Wed November 20, 2013
Mo. Carries Out Execution After Court Vacates Stays
Originally published on Thu November 21, 2013 1:10 pm
Update 7:52 a.m 11/20/13:
Missouri carried out the execution of Joseph Paul Franklin a little after 6 a.m. He was put to death after courts overturned Tuesday's stays of execution.
Yesterday, two federal judges issued stays of execution.
The judges took issue with how the state was getting its lethal injection drug from a secret source not regulated by the Food and Drug Administration, and questioned whether the inmate was mentally competent to be executed.
The state of Missouri, led by Attorney General Chris Koster, appealed quickly.
Overnight, an appeals court threw out both the stays.
At 5:20 this morning, the Supreme Court denied a stay of execution, and Missouri put Franklin to death an hour later.
He was the first to be executed under Missouri’s controversial new rule that hides the supplier of the drug.
Another inmate is set to be executed on December 11.
Update 6:27 a.m 11/20/13: Joseph Paul Franklin has been put to death. As the Associated press writes:
White supremacist serial killer Joseph Paul Franklin has been put to death in Missouri. It was the state's first execution in nearly three years.
The 63-year-old Franklin targeted blacks and Jews in a cross-country killing spree from 1977 to 1980. He was executed Wednesday at the state prison in Bonne Terre for killing Gerald Gordon in a sniper shooting outside a suburban St. Louis synagogue in 1977.
Update 5:44 a.m 11/20/13: Overnight, Franklin's stays were overturned. As the Associated Press writes:
Update 6:13 p.m. 11/19/13: The state has filed an appeal to the federal judge's stay. We'll have more as it develops.
A white supremacist and convicted killer's motion to stay his execution has been granted by a federal judge.
Joseph Paul Franklin was scheduled to be executed just after midnight Tuesday. He would have been the first to be put to death using Missouri's new execution protocol.
Here is the decision straight from judge Nanette Laughrey's opinion, which was issued about 4:30 p.m. Tuesday. You can read a few portions we highlighted by clicking on "Notes" below.
Both Missouri Gov. Jay Nixon and the Missouri Supreme Court had rejected previous efforts to delay Franklin's execution.
Franklin and the other inmates on Missouri's death initially challenged the state's execution protocol back in 2012, when officials announced they would use a single large dose of propofol rather than a previous three-drug cocktail.
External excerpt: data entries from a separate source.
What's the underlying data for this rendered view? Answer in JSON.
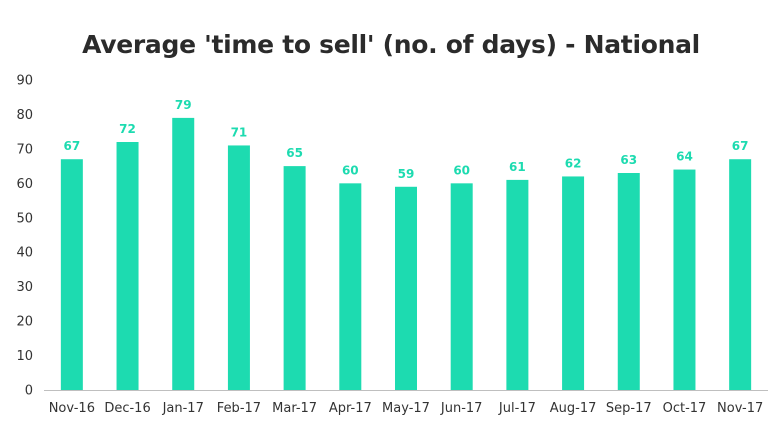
{
  "chart_data": {
    "type": "bar",
    "title": "Average 'time to sell' (no. of days) - National",
    "xlabel": "",
    "ylabel": "",
    "categories": [
      "Nov-16",
      "Dec-16",
      "Jan-17",
      "Feb-17",
      "Mar-17",
      "Apr-17",
      "May-17",
      "Jun-17",
      "Jul-17",
      "Aug-17",
      "Sep-17",
      "Oct-17",
      "Nov-17"
    ],
    "values": [
      67,
      72,
      79,
      71,
      65,
      60,
      59,
      60,
      61,
      62,
      63,
      64,
      67
    ],
    "ylim": [
      0,
      90
    ],
    "yticks": [
      0,
      10,
      20,
      30,
      40,
      50,
      60,
      70,
      80,
      90
    ],
    "grid": false,
    "data_labels": true,
    "colors": {
      "bar": "#1ddbb0",
      "label": "#1ddbb0",
      "axis": "#bfbfbf",
      "title": "#2b2b2b"
    }
  }
}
It's been changed several times since then, and state officials argued that because propofol was no longer being used, Franklin's challenge was moot. Laughrey disagreed.
"While the facts have changed – both in minor and significant ways – there is clearly an overarching controversy concerning the Department’s method of execution," she wrote.
Laughrey also ruled that Franklin and the other inmates could successfully prove that using a drug from a compounding pharmacy would be considered cruel and unusual punishment.
"Defendants cannot repeatedly change the execution protocol, including within five days of a scheduled execution, and rely on Plaintiffs’ lack of time to research the protocol’s effects when arguing that Plaintiffs have not presented a substantial likelihood of success on the merits. What research Plaintiffs have produced in the little time afforded to them suggests a high risk of contamination and prolonged, unnecessary pain beyond that which is required to achieve death. Plaintiffs have proven that the Department’s protocol “presents a substantial risk of inflicting unnecessary pain,” and therefore, Plaintiffs have shown a significant possibility of success on the merits of their Eighth Amendment claim."
Laughrey also expressed frustration with the constant changes to the execution protocol.
"Defendants’ protocol has been a frustratingly moving target. In the face of such a grave consequence as that of the death penalty, this Court declines to reward Defendants’ attempts to prevent Plaintiffs from fully litigating their claims," she wrote.
The Missouri Department of Corrections did not immediately return a request for comment.